Le pluralisme de représentation ouvrière au niveau local

Louis-Marie Tremblay

Volume : 15-3 (1960)

Abstract

Labor Pluralism at the Local Level

Labor pluralism is based upon the freedom of workers to combine is association of their own choosing, to maintain, withdraw or change their support toward a particular organization. Essentially, the concept of labor pluralism infers that different associations are competing to represent a unit of workers and to act on its behalf. Where there is no such competition, like between unions with different jurisdictional rights, we simply deal with labor plurality. Labor pluralism may be considered at three levels: the first refers to rival union confederations; the second implies union federations claiming the same jurisdictional rights; the third involves many unions competing at the local plant or the work place.

This third level is at the base of labor democracy and labor pluralism at other levels. This is why the present analysis bears upon its application in the Province of Quebec. The Labour Relations Act (1944) provides us with a starting framework. Some select committees, appointed in 1943 to study this question, proposed almost unanimously a system of multiple unions representation at the local level. But, following the Wagner Act (U.S.), the law built up a system of single union certification. In order to reduce industrial strike and to insure the right of association, only one bargaining agent was to be recognized, and the employer was bound to deal with the union comprising the absolute majority of his employees. The law allows therefore a monopolistic power to the union that has been granted the exclusive right of collective representation. Consequently, a certain number of non-functional implications to labor democracy has to be deduced and pointed out.

In spite of minor concessions to the principle of labour pluralism, the law puts a restrain upon the workers' free choice of a union which conforms to their convictions, for the association choosen by the majority is the sole collective agent. The minority is compelled to work under the conditions imposed by the majority, and sometimes, to join the ranks of the union recognized.

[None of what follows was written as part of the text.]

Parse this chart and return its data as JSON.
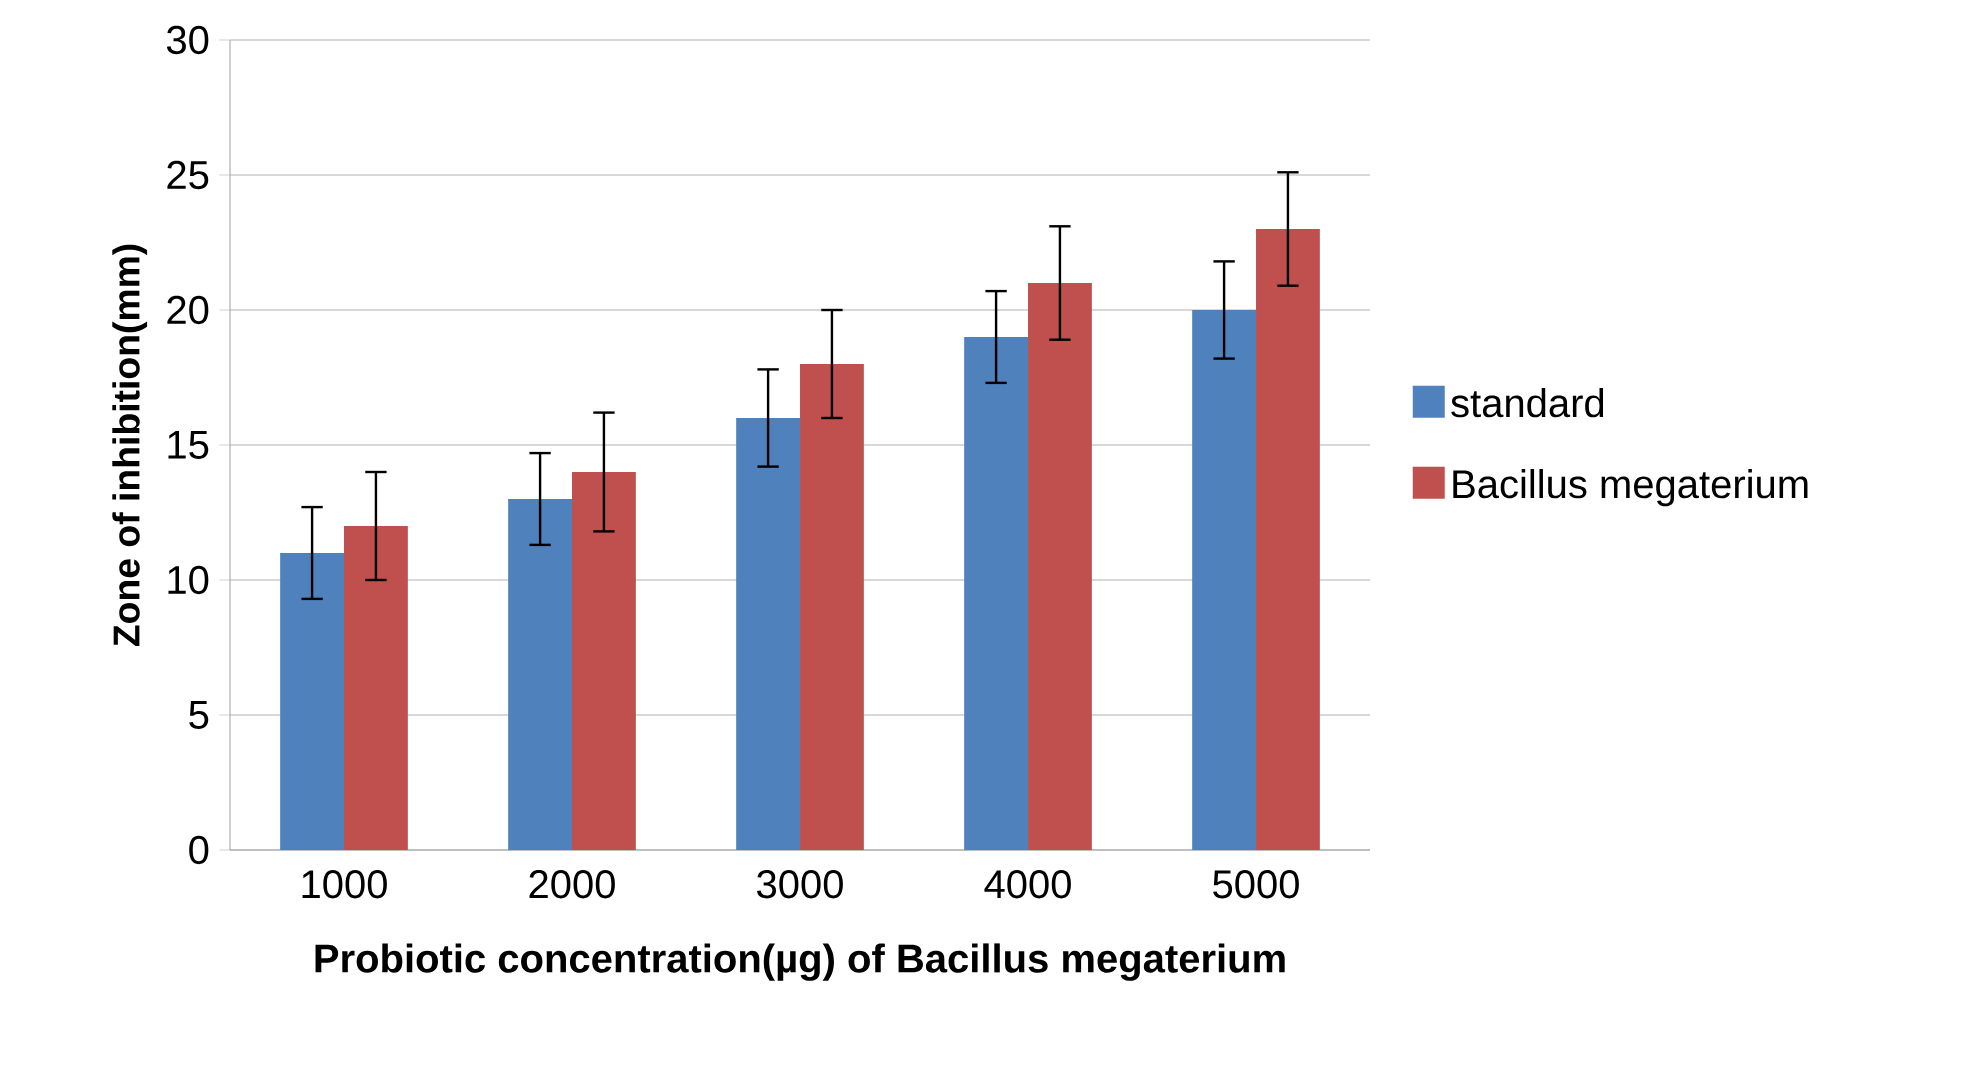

On the other hand, because of the union security clauses and the no-raiding pacts, it is becoming gradually more and more difficult for the workers to throw out the union that has once been legally recognized. The capacity of union members to withdraw from membership is restricted. Under a closed shop agreement, this capacity is almost non-existent, since the atempt to join a new association involves a possible lost of the job, a risk that most workers are not ready to take.

This situation leads to a gradual shift of power and control from the workers to the labor leaders and to a possible substitution of the institutional goals and ends to those of the workers. It may also lead, under certain circumstances, to corruption, racketeerism and collusion. Finally, it makes possible an unfair competition which favors big and powerful unions against smaller ones.

Moreover, many countries have adopted the system of labor pluralism. Their experiences are conclusive. The weaknesses previously enumerated have been minor problems in these countries. Union rivalries seem to have been kept to a minimum and powerful labor movements have developped throughout the years.

This is why, as a concluding remark, it is submitted that labor pluralism is workable in our system of industrial relations as a mean to achieve a greater social democracy.